So as we usher in the era of FADER 34 we must usher out the heady times of FADER 33. We hope you enjoyed the online exclusives from the issue we've previously let loose, and we'll give it a final peace out with some choice outtakes from our Greatest Songs You Never Heard feature. Dig the anecdotes and retell them at cocktail parties like you got them straight from the source. We won't narc on you.
LES
We were working on Nas’s second album [It Was Written], the record was called “It Was A Lady Cop Sucking A Thug’s Dick, It Was Some Thug Shit, Some Bug Shit.” That was the chorus. That beat was crazy. I was using the Brethren drums and some guitars that were multi-layered. It was like the Nasty Nas. It was like one verse and a hook. It didn’t come out probably because it wasn’t completed. The way Nas does songs, it doesn’t have to be completed. He doesn’t need to do three verses and a hook. “It Ain’t Hard To Tell” doesn’t have a hook because he couldn’t come up with one, Large Professor just put the horns in as the hook. Growing up in the hood we used to be harassed by the police so much and there used to be a lot of lady cops out there. It was just about the fantasy of fucking one of them, like how she chases everybody else off, but fucks him. She fucks with nobody else but dude.
SADAT X
Clark Kent did the remix to [the Notorious BIG collaboration] “Come On”, but the original was done by Lord Finesse. I had met Biggie prior to that. One day Bad Boy called me to come on in. Puff was there and it was me and Big—we had a box of Phillies, we just brainstormed and we did it. I found out it wasn’t going to be on the album when [Ready To Die] came out. It was probably out of Biggie’s control, so I wasn’t mad. It did make it to a couple mixtapes, it did get around the underground. They called and told me they were going to put it out [Clark Kent’s version] on [the posthumous] Born Again. I like the original beat, but I was in no position to contest. That was the one song on the album that was actually done with Biggie, most of them were recorded by other people later.
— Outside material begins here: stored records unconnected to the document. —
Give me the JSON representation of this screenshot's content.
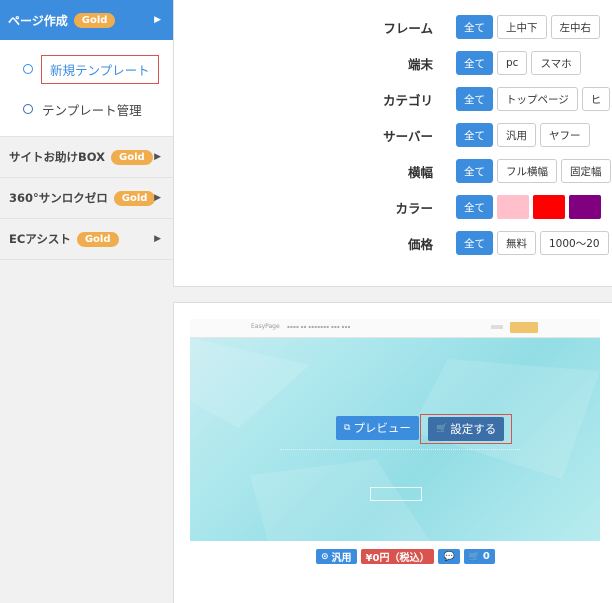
{
  "sidebar": {
    "gold_label": "Gold",
    "header": {
      "label": "ページ作成"
    },
    "sub_items": [
      {
        "label": "新規テンプレート",
        "active": true
      },
      {
        "label": "テンプレート管理",
        "active": false
      }
    ],
    "sections": [
      {
        "label": "サイトお助けBOX"
      },
      {
        "label": "360°サンロクゼロ"
      },
      {
        "label": "ECアシスト"
      }
    ]
  },
  "filters": {
    "frame": {
      "label": "フレーム",
      "options": [
        "全て",
        "上中下",
        "左中右"
      ]
    },
    "device": {
      "label": "端末",
      "options": [
        "全て",
        "pc",
        "スマホ"
      ]
    },
    "category": {
      "label": "カテゴリ",
      "options": [
        "全て",
        "トップページ",
        "ヒ"
      ]
    },
    "server": {
      "label": "サーバー",
      "options": [
        "全て",
        "汎用",
        "ヤフー"
      ]
    },
    "width": {
      "label": "横幅",
      "options": [
        "全て",
        "フル横幅",
        "固定幅"
      ]
    },
    "color": {
      "label": "カラー",
      "options": [
        "全て"
      ],
      "swatches": [
        "#ffc0cb",
        "#ff0000",
        "#800080"
      ]
    },
    "price": {
      "label": "価格",
      "options": [
        "全て",
        "無料",
        "1000〜20"
      ]
    }
  },
  "template": {
    "preview_button": "プレビュー",
    "set_button": "設定する",
    "preview_logo": "EasyPage",
    "badges": {
      "usage": "汎用",
      "price": "¥0円（税込）",
      "comments": "",
      "cart": "0"
    }
  },
  "colors": {
    "accent": "#3c8dde",
    "gold": "#f0ad4e",
    "price": "#d9534f"
  }
}
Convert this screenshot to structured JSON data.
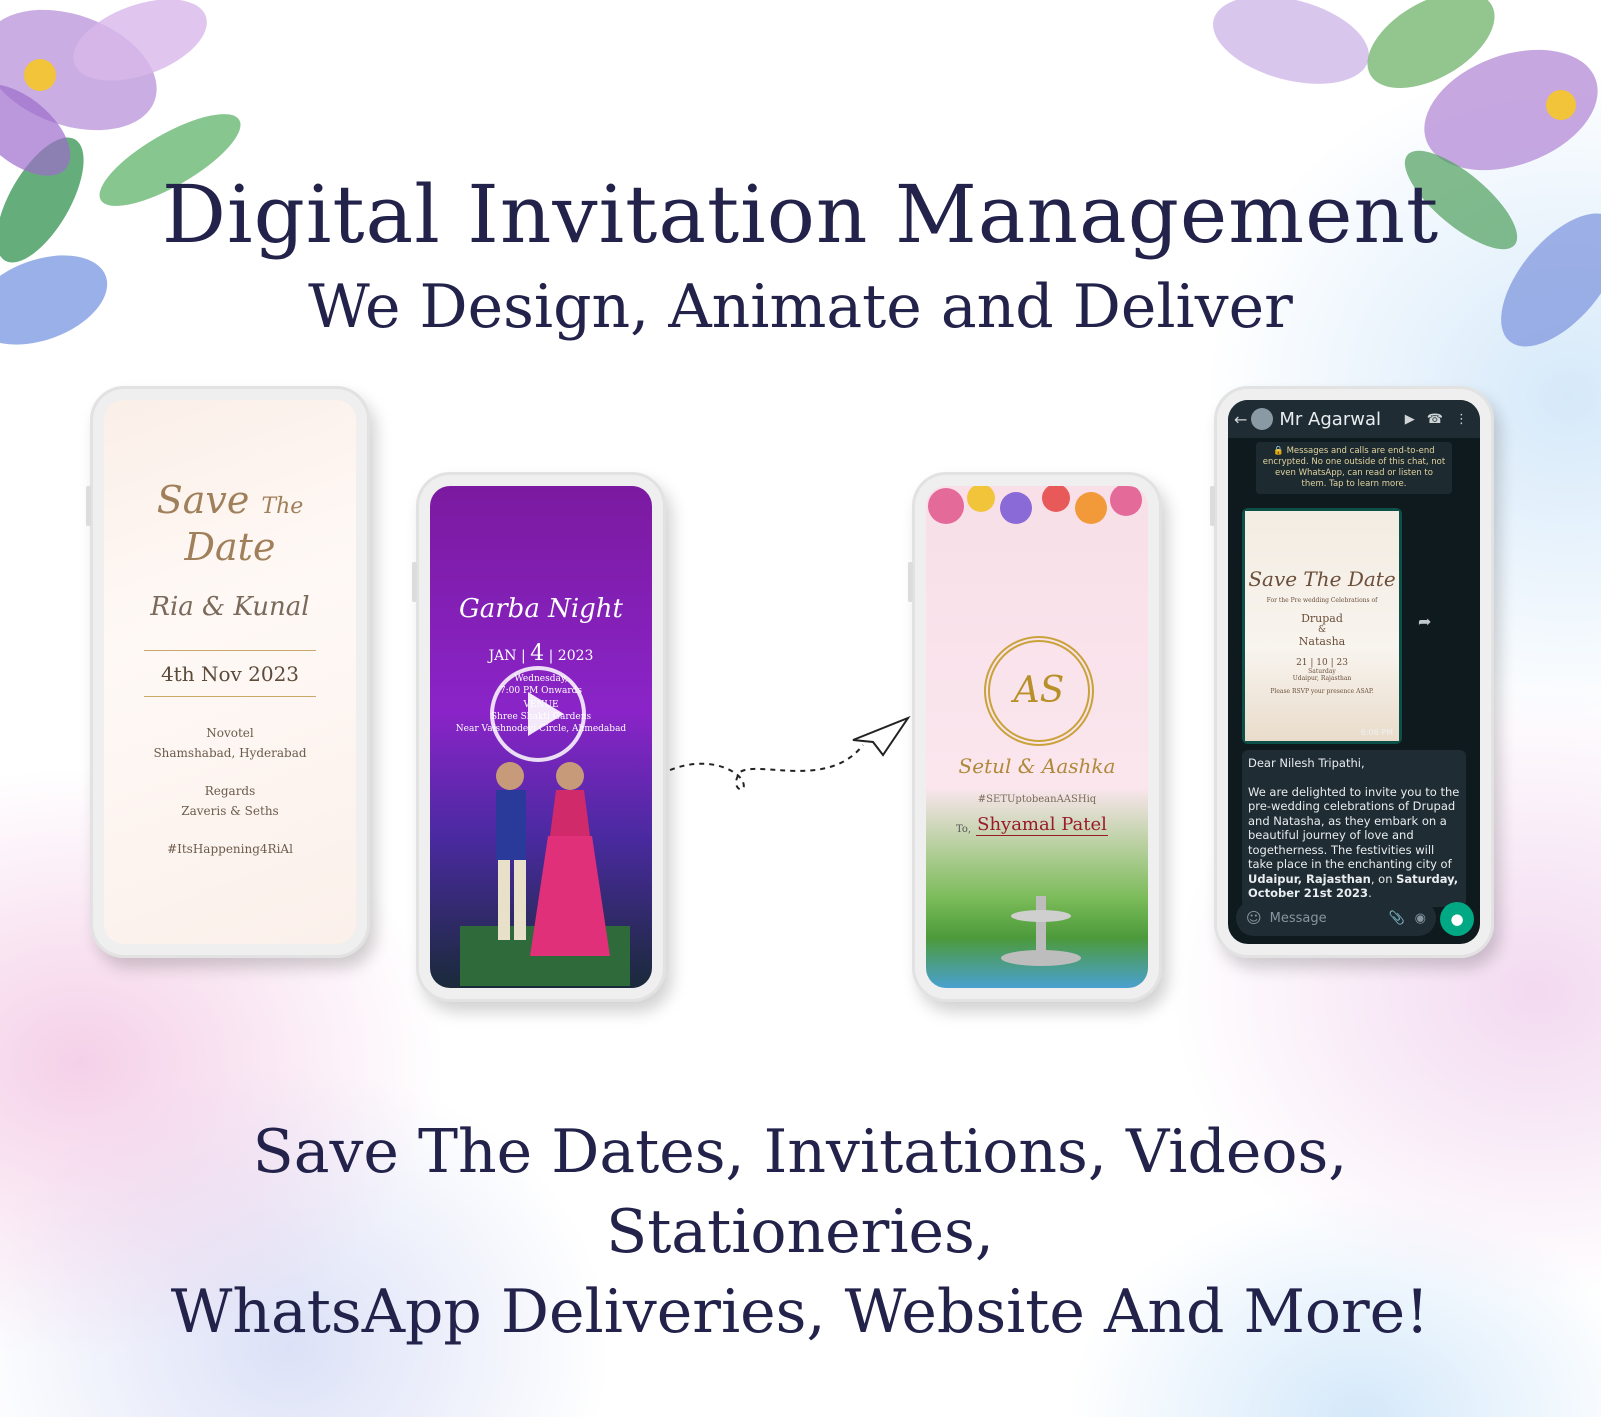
{
  "header": {
    "title": "Digital Invitation Management",
    "subtitle": "We Design, Animate and Deliver"
  },
  "phone1": {
    "save": "Save",
    "the": "The",
    "date_word": "Date",
    "names": "Ria & Kunal",
    "date": "4th Nov 2023",
    "venue": "Novotel",
    "city": "Shamshabad, Hyderabad",
    "regards": "Regards",
    "families": "Zaveris & Seths",
    "hashtag": "#ItsHappening4RiAl"
  },
  "phone2": {
    "title": "Garba Night",
    "month": "JAN",
    "day": "4",
    "year": "2023",
    "weekday": "Wednesday,",
    "time": "7:00 PM Onwards",
    "venue_label": "VENUE",
    "venue": "Shree Shakti Gardens",
    "address": "Near Vaishnodevi Circle, Ahmedabad"
  },
  "phone3": {
    "monogram": "AS",
    "couple": "Setul & Aashka",
    "hashtag": "#SETUptobeanAASHiq",
    "to_label": "To,",
    "guest": "Shyamal Patel"
  },
  "phone4": {
    "contact": "Mr Agarwal",
    "encryption": "Messages and calls are end-to-end encrypted. No one outside of this chat, not even WhatsApp, can read or listen to them.",
    "learn_more": "Tap to learn more.",
    "card_title": "Save The Date",
    "card_sub": "For the Pre wedding Celebrations of",
    "card_name1": "Drupad",
    "card_amp": "&",
    "card_name2": "Natasha",
    "card_date": "21 | 10 | 23",
    "card_day": "Saturday",
    "card_place": "Udaipur, Rajasthan",
    "card_rsvp": "Please RSVP your presence ASAP.",
    "card_time": "6:06 PM",
    "greeting": "Dear Nilesh Tripathi,",
    "body_start": "We are delighted to invite you to the pre-wedding celebrations of Drupad and Natasha, as they embark on a beautiful journey of love and togetherness. The festivities will take place in the enchanting city of ",
    "body_place": "Udaipur, Rajasthan",
    "body_mid": ", on ",
    "body_date": "Saturday, October 21st 2023",
    "body_end": ".",
    "input_placeholder": "Message"
  },
  "footer": {
    "line1": "Save The Dates, Invitations, Videos, Stationeries,",
    "line2": "WhatsApp Deliveries, Website And More!"
  },
  "colors": {
    "heading": "#22224a",
    "whatsapp_green": "#00a884",
    "whatsapp_bg": "#0e1a1e"
  }
}
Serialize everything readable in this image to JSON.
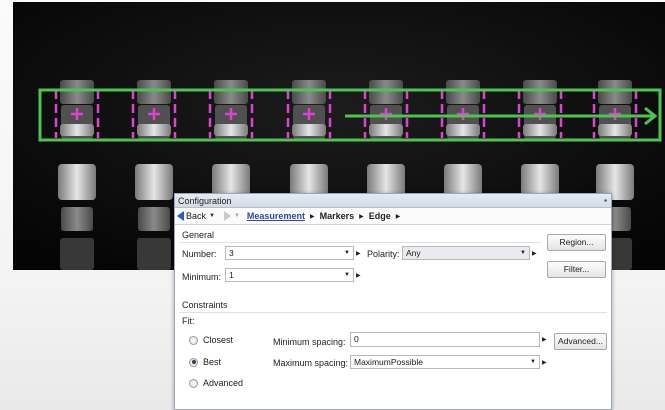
{
  "panel": {
    "title": "Configuration",
    "pin_icon": "pin-icon"
  },
  "nav": {
    "back_label": "Back",
    "breadcrumbs": [
      "Measurement",
      "Markers",
      "Edge"
    ]
  },
  "general": {
    "section_label": "General",
    "number_label": "Number:",
    "number_value": "3",
    "polarity_label": "Polarity:",
    "polarity_value": "Any",
    "minimum_label": "Minimum:",
    "minimum_value": "1",
    "region_button": "Region...",
    "filter_button": "Filter..."
  },
  "constraints": {
    "section_label": "Constraints",
    "fit_label": "Fit:",
    "options": [
      "Closest",
      "Best",
      "Advanced"
    ],
    "selected": "Best",
    "min_spacing_label": "Minimum spacing:",
    "min_spacing_value": "0",
    "max_spacing_label": "Maximum spacing:",
    "max_spacing_value": "MaximumPossible",
    "advanced_button": "Advanced..."
  },
  "colors": {
    "overlay_green": "#4fc34f",
    "marker_magenta": "#e040d8",
    "link_blue": "#2c48a8"
  }
}
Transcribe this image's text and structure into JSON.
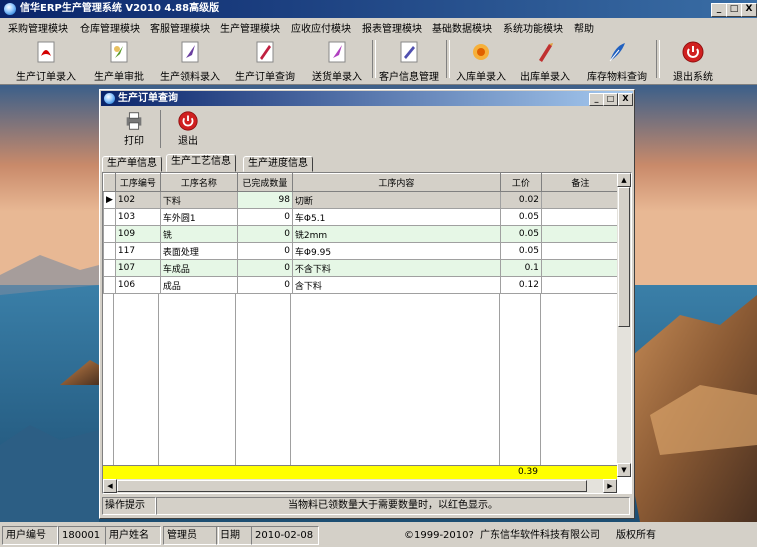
{
  "app": {
    "title": "信华ERP生产管理系统  V2010 4.88高级版",
    "win_min": "_",
    "win_max": "□",
    "win_close": "X"
  },
  "menu": [
    "采购管理模块",
    "仓库管理模块",
    "客服管理模块",
    "生产管理模块",
    "应收应付模块",
    "报表管理模块",
    "基础数据模块",
    "系统功能模块",
    "帮助"
  ],
  "toolbar": [
    {
      "label": "生产订单录入",
      "icon": "pdf-document-icon",
      "color": "#d40000"
    },
    {
      "label": "生产单审批",
      "icon": "leaf-document-icon",
      "color": "#5a9a2a"
    },
    {
      "label": "生产领料录入",
      "icon": "feather-document-icon",
      "color": "#6a3fa0"
    },
    {
      "label": "生产订单查询",
      "icon": "pen-document-icon",
      "color": "#c02040"
    },
    {
      "label": "送货单录入",
      "icon": "feather-document-icon",
      "color": "#b040c0"
    },
    {
      "label": "客户信息管理",
      "icon": "contact-document-icon",
      "color": "#5050b0"
    },
    {
      "label": "入库单录入",
      "icon": "flower-document-icon",
      "color": "#e08000"
    },
    {
      "label": "出库单录入",
      "icon": "pencil-document-icon",
      "color": "#c03030"
    },
    {
      "label": "库存物料查询",
      "icon": "quill-icon",
      "color": "#2060c0"
    },
    {
      "label": "退出系统",
      "icon": "power-icon",
      "color": "#d02020"
    }
  ],
  "child": {
    "title": "生产订单查询",
    "print_label": "打印",
    "exit_label": "退出",
    "tabs": [
      "生产单信息",
      "生产工艺信息",
      "生产进度信息"
    ],
    "active_tab": 1,
    "columns": [
      "工序编号",
      "工序名称",
      "已完成数量",
      "工序内容",
      "工价",
      "备注"
    ],
    "rows": [
      {
        "code": "102",
        "name": "下料",
        "done": "98",
        "content": "切断",
        "price": "0.02",
        "note": ""
      },
      {
        "code": "103",
        "name": "车外圆1",
        "done": "0",
        "content": "车Φ5.1",
        "price": "0.05",
        "note": ""
      },
      {
        "code": "109",
        "name": "铣",
        "done": "0",
        "content": "铣2mm",
        "price": "0.05",
        "note": ""
      },
      {
        "code": "117",
        "name": "表面处理",
        "done": "0",
        "content": "车Φ9.95",
        "price": "0.05",
        "note": ""
      },
      {
        "code": "107",
        "name": "车成品",
        "done": "0",
        "content": "不含下料",
        "price": "0.1",
        "note": ""
      },
      {
        "code": "106",
        "name": "成品",
        "done": "0",
        "content": "含下料",
        "price": "0.12",
        "note": ""
      }
    ],
    "total_price": "0.39",
    "hint_label": "操作提示",
    "hint_text": "当物料已领数量大于需要数量时，以红色显示。"
  },
  "status": {
    "user_id_label": "用户编号",
    "user_id": "180001",
    "user_name_label": "用户姓名",
    "user_name": "管理员",
    "date_label": "日期",
    "date": "2010-02-08",
    "copyright": "©1999-2010?",
    "company": "广东信华软件科技有限公司",
    "rights": "版权所有"
  },
  "colors": {
    "row_alt": "#e6f7e6",
    "sum_row": "#ffff00",
    "title_bar": "#0a246a"
  }
}
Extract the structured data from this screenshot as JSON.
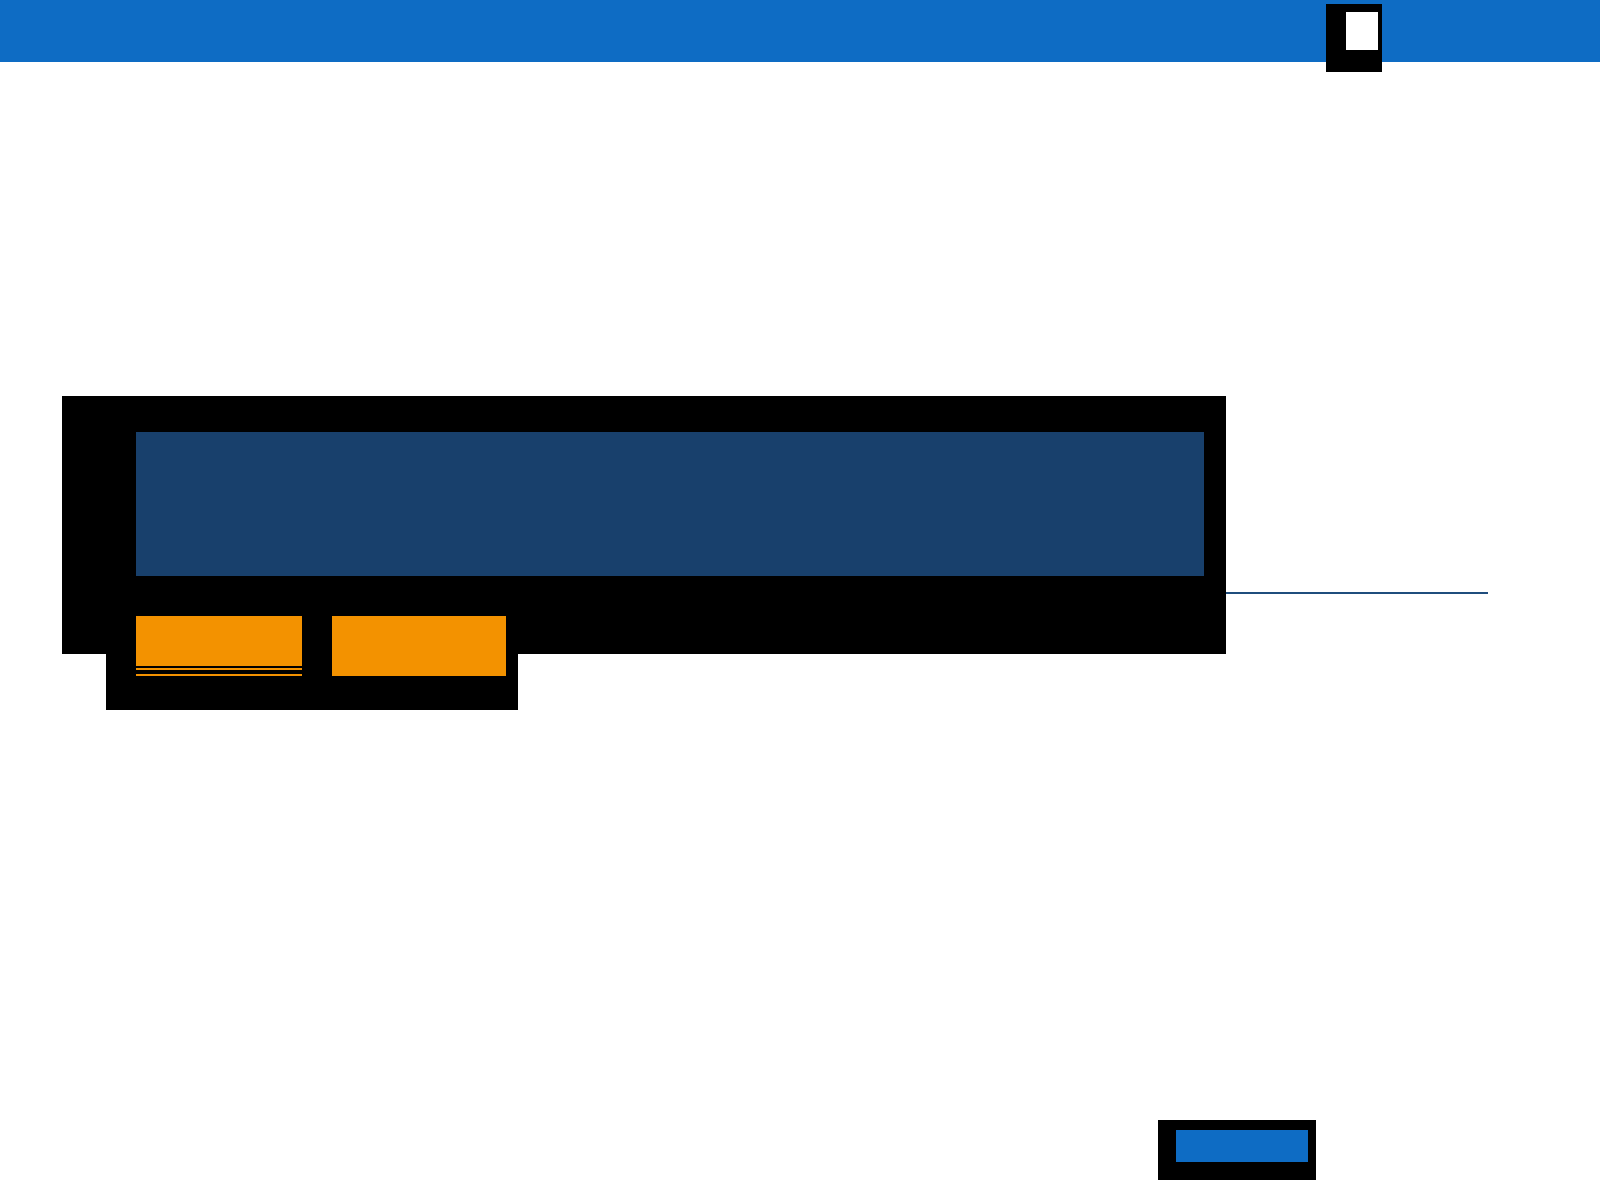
{
  "tabs": [
    {
      "selected": true
    },
    {
      "selected": false
    }
  ]
}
I did a song with Jay-Z that the Neptunes produced that never came out. Jay called, I didn’t believe it was him at first. I was waiting and waiting for them to send me the plane ticket to go down to Virginia, then I got a call from him that a car was coming for me. It picked me up and took me to an airport out in Jersey. I got on the private plane and went down to Virginia. I don’t know what happened with that. I got paid for it so I never got mad.
GE-OLOGY
The Mos Def is one of the things that everybody is buzzing about right now. We did it a little less than two years ago. The song wasn’t really completed, but it is still rocking as is. It doesn’t even really have a title at this point. I got a text from this dude from Chicago and he was like, “Congratulations on the ‘Superstar’ song you did with Mos.” I knew exactly what he was talking about. I don’t know how it got out. I don’t even have the ProTools session for it yet, but I do have a copy of the rough version. I play it when I go DJing, and cats go crazy about it. It’s funky. It’s like some Curtis Mayfield shit chopped up. I hear people talking about it on OkayPlayer.
LARGE PROFESSOR
I did a Slick Rick remix for “Behind Bars” that I really liked, but they picked the Warren G remix over mine. Basically I used a Priscilla Olyphant “Get Out of My Life Woman” sample behind it. Then when I heard the remix that they put out it was definitely a lot cleaner, the bass was a lot clearer. With Slick Rick he has a traditional kind of dust sample feel to his sound. I felt like I laced it with that traditional sound. Def Jam were calling different producers to remix the song. I guess they were just seeing which one was coming out the best.
LIL JON
One record that never came out was one me and Korn did together. We covered “Fight The Power”, but my label wouldn’t clear me to be on the track, so they had to take me off. [Lead-singer] Jonathan Davis said he wanted to do a record for their greatest hits album. I emailed him my drumbeats, he took my drumbeats and laid guitars to that, then we vibed on that. Then he came to the mansion in Miami and we started laying vocals at the crib. At the mansion we ain’t got a real studio, we got equipment, but we’ve got a mattress up with pillows over the top for the vocal booth and shit. So the track is done we try to get it on the greatest hits, but my label is tripping and acting like bitches or whatever. So they can’t use the song, but then Davis wants to use it for XXX: State Of Union and the label is like you can’t have it for XXX either. So they ended up taking me off and they put Xzibit on. It’s the same beat we did, but it’s not the same as what me and Jonathan did together. Me and Korn doing “Fight The Power”, that’s a lot of energy.